Peu après 14H00 au démarrage place de Clichy, en direction de la République, Jean-Luc Mélenchon a reçu de la farine sur le visage. En dénonçant un acte « lâche » qui « aurait pu être pire », le leader de La France insoumise a fait état d' « une grande tension » et d' « un seuil qui a été franchi » quelques jours après que le chef de l'Etat eut reçu une gifle lors d'un déplacement dans la Drôme.
En fin de journée, le suspect a été arrêté à Issy-les-Moulineaux et placé en garde à vue pour « violence volontaire sur personne chargée d'une mission de service public ».
Devant les journalistes, il s'est présenté comme un « souverainiste ». Sur les réseaux sociaux, des internautes l'ont reconnu comme étant l'animateur d'une chaîne YouTube, proche des milieux de la droite radicale.
Hochet Le Pen
La « Marche des libertés » est une sorte de grand rattrapage pour les milieux militants de tous secteurs après un an et demi de crise sanitaire qui a compliqué l'organisation de manifestations. Le sujet des libertés s'est imposé de lui-même aux dires des initiateurs de l'appel, le député Insoumis Eric Coquerel et le porte-parole de Générations Thomas Portes.
Car ils savaient que la bonne forme de l'extrême droite dans le pays, selon eux aussi électorale que culturelle, est actuellement un thème majeur de colère pour les gauches, surtout en l'absence pour l'heure d'une alternative forte à Marine Le Pen et Emmanuel Macron, de ce côté-ci de l'échiquier politique, en vue de l'élection présidentielle de 2022.
Mais selon Jordan Bardella, vice-président du Rassemblement national, « la France Insoumise cherche à allumer un contre-feu » avec cette initiative, après des propos polémiques de son patron Jean-Luc Mélenchon liant terrorisme et présidentielle.

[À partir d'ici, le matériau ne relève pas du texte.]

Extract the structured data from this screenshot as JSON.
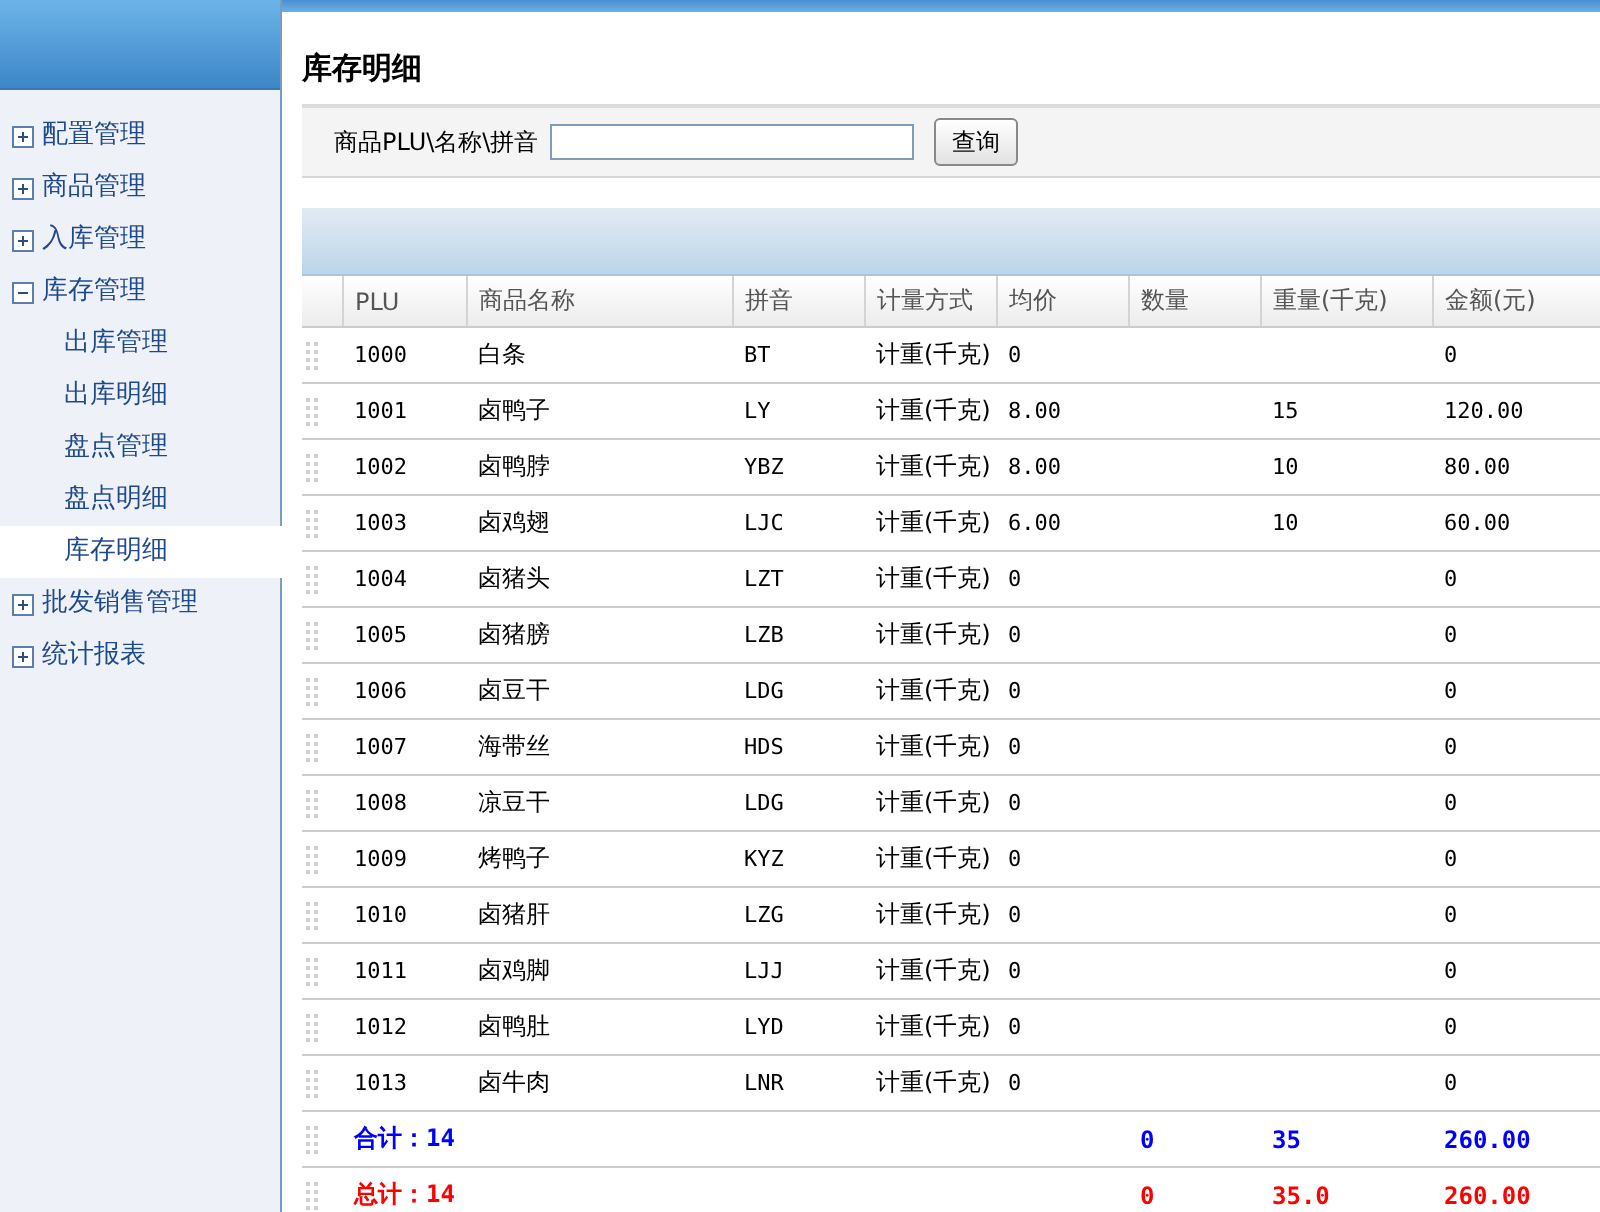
{
  "sidebar": {
    "items": [
      {
        "label": "配置管理",
        "expanded": false,
        "selected": false
      },
      {
        "label": "商品管理",
        "expanded": false,
        "selected": false
      },
      {
        "label": "入库管理",
        "expanded": false,
        "selected": false
      },
      {
        "label": "库存管理",
        "expanded": true,
        "selected": false,
        "children": [
          {
            "label": "出库管理",
            "selected": false
          },
          {
            "label": "出库明细",
            "selected": false
          },
          {
            "label": "盘点管理",
            "selected": false
          },
          {
            "label": "盘点明细",
            "selected": false
          },
          {
            "label": "库存明细",
            "selected": true
          }
        ]
      },
      {
        "label": "批发销售管理",
        "expanded": false,
        "selected": false
      },
      {
        "label": "统计报表",
        "expanded": false,
        "selected": false
      }
    ]
  },
  "page": {
    "title": "库存明细"
  },
  "search": {
    "label": "商品PLU\\名称\\拼音",
    "button": "查询"
  },
  "table": {
    "columns": [
      "PLU",
      "商品名称",
      "拼音",
      "计量方式",
      "均价",
      "数量",
      "重量(千克)",
      "金额(元)"
    ],
    "rows": [
      {
        "plu": "1000",
        "name": "白条",
        "pinyin": "BT",
        "method": "计重(千克)",
        "avg_price": "0",
        "amount": "0"
      },
      {
        "plu": "1001",
        "name": "卤鸭子",
        "pinyin": "LY",
        "method": "计重(千克)",
        "avg_price": "8.00",
        "weight": "15",
        "amount": "120.00"
      },
      {
        "plu": "1002",
        "name": "卤鸭脖",
        "pinyin": "YBZ",
        "method": "计重(千克)",
        "avg_price": "8.00",
        "weight": "10",
        "amount": "80.00"
      },
      {
        "plu": "1003",
        "name": "卤鸡翅",
        "pinyin": "LJC",
        "method": "计重(千克)",
        "avg_price": "6.00",
        "weight": "10",
        "amount": "60.00"
      },
      {
        "plu": "1004",
        "name": "卤猪头",
        "pinyin": "LZT",
        "method": "计重(千克)",
        "avg_price": "0",
        "amount": "0"
      },
      {
        "plu": "1005",
        "name": "卤猪膀",
        "pinyin": "LZB",
        "method": "计重(千克)",
        "avg_price": "0",
        "amount": "0"
      },
      {
        "plu": "1006",
        "name": "卤豆干",
        "pinyin": "LDG",
        "method": "计重(千克)",
        "avg_price": "0",
        "amount": "0"
      },
      {
        "plu": "1007",
        "name": "海带丝",
        "pinyin": "HDS",
        "method": "计重(千克)",
        "avg_price": "0",
        "amount": "0"
      },
      {
        "plu": "1008",
        "name": "凉豆干",
        "pinyin": "LDG",
        "method": "计重(千克)",
        "avg_price": "0",
        "amount": "0"
      },
      {
        "plu": "1009",
        "name": "烤鸭子",
        "pinyin": "KYZ",
        "method": "计重(千克)",
        "avg_price": "0",
        "amount": "0"
      },
      {
        "plu": "1010",
        "name": "卤猪肝",
        "pinyin": "LZG",
        "method": "计重(千克)",
        "avg_price": "0",
        "amount": "0"
      },
      {
        "plu": "1011",
        "name": "卤鸡脚",
        "pinyin": "LJJ",
        "method": "计重(千克)",
        "avg_price": "0",
        "amount": "0"
      },
      {
        "plu": "1012",
        "name": "卤鸭肚",
        "pinyin": "LYD",
        "method": "计重(千克)",
        "avg_price": "0",
        "amount": "0"
      },
      {
        "plu": "1013",
        "name": "卤牛肉",
        "pinyin": "LNR",
        "method": "计重(千克)",
        "avg_price": "0",
        "amount": "0"
      }
    ],
    "summary_rows": [
      {
        "color": "#0000ff",
        "label": "合计：14",
        "quantity": "0",
        "weight": "35",
        "amount": "260.00"
      },
      {
        "color": "#ff0000",
        "label": "总计：14",
        "quantity": "0",
        "weight": "35.0",
        "amount": "260.00"
      }
    ]
  }
}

En plus de tous les partis de gauche, plus de 100 organisations étaient représentées : CGT, FSU, le Syndicat de la magistrature ou encore l'UNEF côté syndical, la Ligue des droits de l'homme, la Cimade, Oxfam ou encore Attac du côté des ONG, Youth for climate et France nature environnement pour les défenseurs du climat...
« C'est le point de départ, j'espère, d'une mobilisation pas seulement contre les organisations d'extrême droite mais contre les idées d'extrême droite », a expliqué l'ex-candidat à la présidentielle Benoît Hamon, estimant qu'elles « se sont largement diffusées dans la classe politique ».
L'un des dirigeants de la CGT, Pascal Debay, a appelé « à démystifier l'argumentation (de l'extrême droite et du RN) ». « A nous de montrer aux salariés que le vote d'extrême droite, c'est une impasse », a-t-il ajouté, non loin d'une représentation d'Emmanuel Macron en papier mâché tenant un hochet à l'effigie de Marine Le Pen.
A Nantes, près de 900 personnes selon la préfecture ont défilé, dont une centaine de l'ultragauche a eu quelques altercations avec la police.
Entre 500 et 1 000 personnes se sont réunies à Strasbourg, environ un millier à Toulouse, 1 200 à Rennes...
A Toulouse, un enseignant en histoire-géographie, Gauthier, militant FSU de 54 ans, s'inquiète « des piques, des provocations » de ses élèves, et estime que « les idées d’extrême droite progressent dangereusement ».
A Marseille, quelque 1 100 manifestants chantent à tue-tête : « Nous, on est là, même si Le Pen ne le veut pas, pour un monde meilleur pour les travailleurs ».
Et à Avignon, ce sont 270 personnes, selon la police, qui manifestent, dont le patron du PS Olivier Faure. « Il y a une banalisation du discours du RN qui est aujourd'hui aux portes de notre région » PACA mais « un sursaut est encore possible », a déclaré l'écologiste Jean-Pierre Cervantes, chef de file de la liste d'union de la gauche en Vaucluse pour les régionales des 20 et 27 juin.
Accusations d' « islamogauchisme », polémique sur les réunions non-mixtes, manifestation des policiers, intentions de vote pour le RN élevées... puis, plus récemment, une vidéo simulant un meurtre d'électeur insoumis et gifle à Emmanuel Macron : l'atmosphère du pays nécessitait une réaction aux yeux de nombreux militants.
La mobilisation ne pourra cependant pas faire oublier les divisions qui minent la gauche, même sur les sujets de laïcité, des libertés et de sécurité, chose inconcevable il y a plusieurs années.